The study by the University of Kent’s Dr Heejung Chung, working with Dr Mariska van der Horst from the Vrije Universiteit Amsterdam, looked at different flexible working patterns – schedules with set flexi hours, teleworking and where workers controlled their hours – and their impact on hours worked.

It found that, although full-time working mothers who had control over their work schedule did not appear to increase their unpaid overtime, part-time working mothers who controlled their hours did more unpaid overtime, with an average of around 20 minutes more a week. Professional men and women with no children also increased their hours [by an hour a week and 40 minutes a week respectively] if they had control over their work schedule.

For flexi hours and teleworking, there was little evidence of either an increase or decrease in unpaid overtime hours.

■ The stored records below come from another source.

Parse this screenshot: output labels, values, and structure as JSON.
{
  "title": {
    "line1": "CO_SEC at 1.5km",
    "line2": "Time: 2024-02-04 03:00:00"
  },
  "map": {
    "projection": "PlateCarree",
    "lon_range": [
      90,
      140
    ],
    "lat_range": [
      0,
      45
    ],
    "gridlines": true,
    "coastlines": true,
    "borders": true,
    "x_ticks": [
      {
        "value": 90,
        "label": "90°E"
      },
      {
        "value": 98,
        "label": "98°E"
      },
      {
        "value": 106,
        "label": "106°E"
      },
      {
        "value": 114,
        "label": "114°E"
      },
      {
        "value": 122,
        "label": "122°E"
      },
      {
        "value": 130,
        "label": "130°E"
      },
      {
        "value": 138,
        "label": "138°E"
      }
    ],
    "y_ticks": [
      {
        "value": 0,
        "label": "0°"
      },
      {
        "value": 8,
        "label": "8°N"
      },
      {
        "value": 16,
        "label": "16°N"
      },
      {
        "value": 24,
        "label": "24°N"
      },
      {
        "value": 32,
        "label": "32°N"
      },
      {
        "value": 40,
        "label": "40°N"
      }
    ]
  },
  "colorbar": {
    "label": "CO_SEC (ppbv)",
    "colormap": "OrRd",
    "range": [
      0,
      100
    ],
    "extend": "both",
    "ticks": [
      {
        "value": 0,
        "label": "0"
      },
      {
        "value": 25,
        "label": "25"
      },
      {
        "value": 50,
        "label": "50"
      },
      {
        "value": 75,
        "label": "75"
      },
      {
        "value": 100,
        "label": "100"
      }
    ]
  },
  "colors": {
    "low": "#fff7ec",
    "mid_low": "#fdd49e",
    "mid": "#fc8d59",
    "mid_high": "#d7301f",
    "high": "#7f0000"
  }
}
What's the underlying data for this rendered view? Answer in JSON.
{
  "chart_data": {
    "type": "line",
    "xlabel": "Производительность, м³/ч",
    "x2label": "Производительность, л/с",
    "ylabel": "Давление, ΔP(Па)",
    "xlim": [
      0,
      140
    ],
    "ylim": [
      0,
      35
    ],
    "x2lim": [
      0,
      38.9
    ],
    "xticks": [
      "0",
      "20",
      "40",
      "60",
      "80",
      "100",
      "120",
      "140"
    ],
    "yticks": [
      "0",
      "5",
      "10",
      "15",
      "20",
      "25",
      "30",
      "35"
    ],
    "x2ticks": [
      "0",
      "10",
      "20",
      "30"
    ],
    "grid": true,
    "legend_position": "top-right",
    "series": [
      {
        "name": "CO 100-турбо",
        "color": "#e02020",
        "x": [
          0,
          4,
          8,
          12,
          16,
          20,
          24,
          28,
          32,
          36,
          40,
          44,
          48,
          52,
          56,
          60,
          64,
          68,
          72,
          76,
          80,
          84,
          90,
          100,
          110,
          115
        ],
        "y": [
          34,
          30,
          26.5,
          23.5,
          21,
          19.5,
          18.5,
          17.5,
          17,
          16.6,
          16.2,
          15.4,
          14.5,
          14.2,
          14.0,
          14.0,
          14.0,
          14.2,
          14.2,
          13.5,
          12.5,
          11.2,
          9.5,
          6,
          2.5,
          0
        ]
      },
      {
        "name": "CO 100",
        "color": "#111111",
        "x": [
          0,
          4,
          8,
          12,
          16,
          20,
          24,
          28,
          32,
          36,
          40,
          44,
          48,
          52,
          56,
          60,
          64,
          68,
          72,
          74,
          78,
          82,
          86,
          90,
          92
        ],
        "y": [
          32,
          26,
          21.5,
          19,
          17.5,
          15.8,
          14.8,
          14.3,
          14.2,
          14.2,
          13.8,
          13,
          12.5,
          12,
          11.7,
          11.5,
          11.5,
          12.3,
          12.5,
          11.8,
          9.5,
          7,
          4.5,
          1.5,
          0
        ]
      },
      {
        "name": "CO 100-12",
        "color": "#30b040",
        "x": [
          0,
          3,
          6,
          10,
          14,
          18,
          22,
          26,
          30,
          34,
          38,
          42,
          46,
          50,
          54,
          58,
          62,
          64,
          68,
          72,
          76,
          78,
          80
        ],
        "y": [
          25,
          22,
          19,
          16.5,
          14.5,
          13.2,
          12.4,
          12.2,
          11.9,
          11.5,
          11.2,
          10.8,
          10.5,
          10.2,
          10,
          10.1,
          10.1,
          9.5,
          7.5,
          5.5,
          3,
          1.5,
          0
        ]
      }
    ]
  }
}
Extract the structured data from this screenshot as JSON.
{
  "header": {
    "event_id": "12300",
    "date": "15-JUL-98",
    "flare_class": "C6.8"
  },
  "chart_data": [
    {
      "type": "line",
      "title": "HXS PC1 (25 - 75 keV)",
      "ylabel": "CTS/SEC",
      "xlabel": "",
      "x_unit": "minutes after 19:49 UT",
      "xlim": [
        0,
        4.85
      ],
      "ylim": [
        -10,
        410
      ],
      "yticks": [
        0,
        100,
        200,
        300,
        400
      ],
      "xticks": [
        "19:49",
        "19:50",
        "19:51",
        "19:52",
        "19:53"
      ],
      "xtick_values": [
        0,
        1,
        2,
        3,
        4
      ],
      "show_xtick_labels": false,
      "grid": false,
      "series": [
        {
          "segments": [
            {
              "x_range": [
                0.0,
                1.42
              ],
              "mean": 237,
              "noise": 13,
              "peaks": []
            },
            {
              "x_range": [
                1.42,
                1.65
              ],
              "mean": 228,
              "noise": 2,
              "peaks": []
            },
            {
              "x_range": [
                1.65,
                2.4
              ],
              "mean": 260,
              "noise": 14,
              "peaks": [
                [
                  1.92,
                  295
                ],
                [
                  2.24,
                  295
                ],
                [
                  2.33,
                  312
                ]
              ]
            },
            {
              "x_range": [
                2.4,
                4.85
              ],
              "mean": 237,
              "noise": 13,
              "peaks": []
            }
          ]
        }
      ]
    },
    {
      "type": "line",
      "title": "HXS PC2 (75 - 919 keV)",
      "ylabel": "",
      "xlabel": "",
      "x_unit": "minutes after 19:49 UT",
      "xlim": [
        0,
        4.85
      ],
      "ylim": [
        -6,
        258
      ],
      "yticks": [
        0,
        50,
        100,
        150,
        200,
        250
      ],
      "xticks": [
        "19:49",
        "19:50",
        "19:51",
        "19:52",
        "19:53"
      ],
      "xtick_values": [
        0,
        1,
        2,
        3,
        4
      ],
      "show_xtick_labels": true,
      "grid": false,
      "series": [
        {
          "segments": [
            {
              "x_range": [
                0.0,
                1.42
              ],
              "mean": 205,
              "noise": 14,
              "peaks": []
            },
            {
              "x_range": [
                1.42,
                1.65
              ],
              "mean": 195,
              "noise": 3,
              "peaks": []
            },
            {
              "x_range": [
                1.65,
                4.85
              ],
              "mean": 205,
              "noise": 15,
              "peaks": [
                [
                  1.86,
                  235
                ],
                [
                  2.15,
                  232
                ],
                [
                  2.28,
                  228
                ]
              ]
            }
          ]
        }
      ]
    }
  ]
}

The researchers suggest the increase in overtime for part-time working mothers may be because they feel the need to work longer to compensate for the possible stigma, perceived or otherwise, attached to them by other workers, especially when their schedules do not match normal working hours. It may also be that part-time working mothers have a greater ability to work unpaid overtime compared to full-time working mothers.

On average in the UK men work an extra 2.2 hours a week in unpaid overtime while for women it is about 1.9 hours.

Dr Chung, from Kent’s School of Social Policy, Sociology and Social Research, said: “More control over your work is supposed to make life easier for workers, particularly those with children. However, it is clear that for many, blurring the boundaries between work and home life expands work to be longer, even when it is unpaid. Employers need to be aware of this and ensure staff are not over-stretching themselves and undoing the benefits of flexible working.”

She added: “Another point to note is that unlike popular perceptions, we also do not find much evidence that those who take up flexible working arrangements for family/care purposes reduce their work loads. Employers need to be made more aware of this, to tackle our perception against those working flexibly.”

The research, entitled Flexible working and unpaid overtime in the UK: The role of gender, parental and occupational status has been published in the journal Social Indicators Research. Special Issue: Flexible Working, Work-life Balance, and Gender Equality.